On 2/28/06, Yarema <yds_at_coolrat.org> wrote:
>
>
> --On February 28, 2006 2:53:43 PM -0500 Kris Kennaway <kris_at_obsecurity.org>
> wrote:
>
> > On Tue, Feb 28, 2006 at 10:35:36AM -0500, Yarema wrote:
> >>
> >> > Number:         93942
> >> > Category:       kern
> >> > Synopsis:       panic: ufs_dirbad: bad dir
> >> > Confidential:   no
> >> > Severity:       critical
> >> > Priority:       high
> >> > Responsible:    freebsd-bugs
> >> > State:          open
> >> > Quarter:
> >> > Keywords:
> >> > Date-Required:
> >> > Class:          sw-bug
> >> > Submitter-Id:   current-users
> >> > Arrival-Date:   Tue Feb 28 15:40:06 GMT 2006
> >> > Closed-Date:
> >> > Last-Modified:
> >> > Originator:     Yarema <yds_at_CoolRat.org>
> >> > Release:        FreeBSD 6.1-PRERELEASE i386
> >> > Organization:
> >> > Environment:
> >> System: FreeBSD 6.1-PRERELEASE #0: Mon Feb 27 04:52:11 EST 2006 i386
> >>
> >> > Description:
> >>
> >> This is at least the third file system which got hosed for me by the
> >> ufs_dirbad bug on three different hard drives since 5.3 STABLE.

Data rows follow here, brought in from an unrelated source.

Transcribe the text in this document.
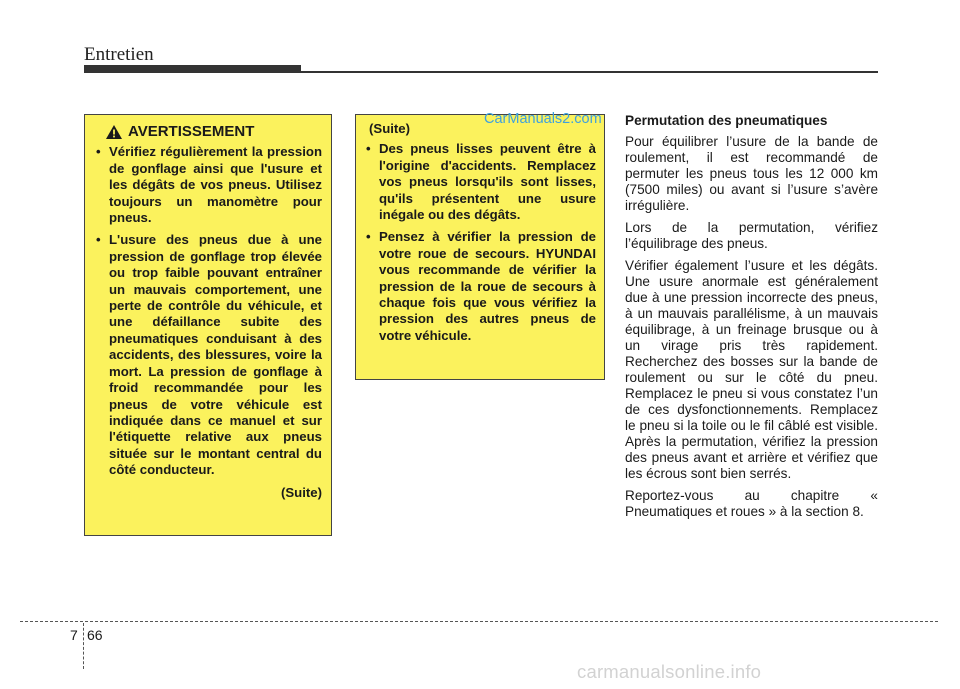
Entretien
AVERTISSEMENT
• Vérifiez régulièrement la pression de gonflage ainsi que l'usure et les dégâts de vos pneus. Utilisez toujours un manomètre pour pneus.
• L'usure des pneus due à une pression de gonflage trop élevée ou trop faible pouvant entraîner un mauvais comportement, une perte de contrôle du véhicule, et une défaillance subite des pneumatiques conduisant à des accidents, des blessures, voire la mort. La pression de gonflage à froid recommandée pour les pneus de votre véhicule est indiquée dans ce manuel et sur l'étiquette relative aux pneus située sur le montant central du côté conducteur.
(Suite)
(Suite)
• Des pneus lisses peuvent être à l'origine d'accidents. Remplacez vos pneus lorsqu'ils sont lisses, qu'ils présentent une usure inégale ou des dégâts.
• Pensez à vérifier la pression de votre roue de secours. HYUNDAI vous recommande de vérifier la pression de la roue de secours à chaque fois que vous vérifiez la pression des autres pneus de votre véhicule.
CarManuals2.com Permutation des pneumatiques

Pour équilibrer l’usure de la bande de roulement, il est recommandé de permuter les pneus tous les 12 000 km (7500 miles) ou avant si l’usure s’avère irrégulière.

Lors de la permutation, vérifiez l’équilibrage des pneus.

Vérifier également l’usure et les dégâts. Une usure anormale est généralement due à une pression incorrecte des pneus, à un mauvais parallélisme, à un mauvais équilibrage, à un freinage brusque ou à un virage pris très rapidement. Recherchez des bosses sur la bande de roulement ou sur le côté du pneu. Remplacez le pneu si vous constatez l’un de ces dysfonctionnements. Remplacez le pneu si la toile ou le fil câblé est visible. Après la permutation, vérifiez la pression des pneus avant et arrière et vérifiez que les écrous sont bien serrés.

Reportez-vous au chapitre « Pneumatiques et roues » à la section 8.

7 66
carmanualsonline.info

> >> I suspect this is related to the following PRs:
> >> http://www.FreeBSD.org/cgi/query-pr.cgi?pr=49079
> >> http://www.FreeBSD.org/cgi/query-pr.cgi?pr=51001
> >>
> >> In every case a process would lock up making the whole system
> >> unresponsive.  A reboot, fsck -y in single user mode and another
> >> reboot would produce the following during the mount of the corrupt
> >> fs in rw mode:
> >>
> >> bad dir ino 2 at  offset 16384: mangled entry
> >> panic: ufs_dirbad: bad dir
> >> cpuid = 0
> >>
> >> Another reboot, fsck -y in single user mode and reboot produces the
> >> same results repeatedly.  Previously I had recovered by mounting the
> >> corrupt fs in ro mode, backup, newfs, restore.
> >>
> >> Recently I noticed Matthew Dillon commit the following to the
> >> DragonFly src repository:
> >>
> >> http://leaf.DragonFlyBSD.org/mailarchive/commits/2006-02/msg00057.html
> >>
> >> dillon      2006/02/21 10:46:56 PST
> >>
> >> DragonFly src repository
> >>
> >>   Modified files:
> >>     sys/kern             vfs_cluster.c
> >>   Log:
> >>   bioops.io_start() was being called in a situation where the buffer
> >>   could be brelse()'d afterwords instead of I/O being initiated.  When
> >>   this occurs, the buffer may contain softupdates-modified data which is
> >>   never reverted, resulting in serious filesystem corruption.  When
> >>   io_start is called on a buffer, I/O MUST be initiated and terminated
> >>   with a biodone() or the buffer's data may not be properly reverted.
> >>
> >>   Solve the problem by moving the io_start() call a little further on in
> >>   the code, after the potential brelse().
> >>
> >>   There is a possibility that this bug is responsible for the 'dirbad'
> >>   panics often reported in DragonFly and FreeBSD circles.
> >>
> >>   Revision  Changes    Path
> >>   1.16      +7 -6      src/sys/kern/vfs_cluster.c
> >>
> >> http://www.DragonFlyBSD.org/cvsweb/src/sys/kern/vfs_cluster.c.diff?r1=1.
> >> 15&r2=1.16&f=u
> >>
> >> Below is the equivalent patch to the FreeBSD RELENG_6 branch of
> >> src/sys/kern/vfs_cluster.c
> >>
> >> Hope this helps track down the problem.
> >
> > Does it work for you? :)
> >
> > Kris
>
> No way for me to know yet.  From what I gathered, mostly from this thread:
> <http://docs.FreeBSD.org/cgi/getmsg.cgi?fetch=331058+0+archive/2006/freebsd-current/20060108.freebsd-current>
>
> As per Matt Dillon
> <http://docs.FreeBSD.org/cgi/getmsg.cgi?fetch=217892+0+/usr/local/www/db/text/2006/freebsd-current/20060226.freebsd-current>,
> the corruption occurs much earlier than any consequences can be felt.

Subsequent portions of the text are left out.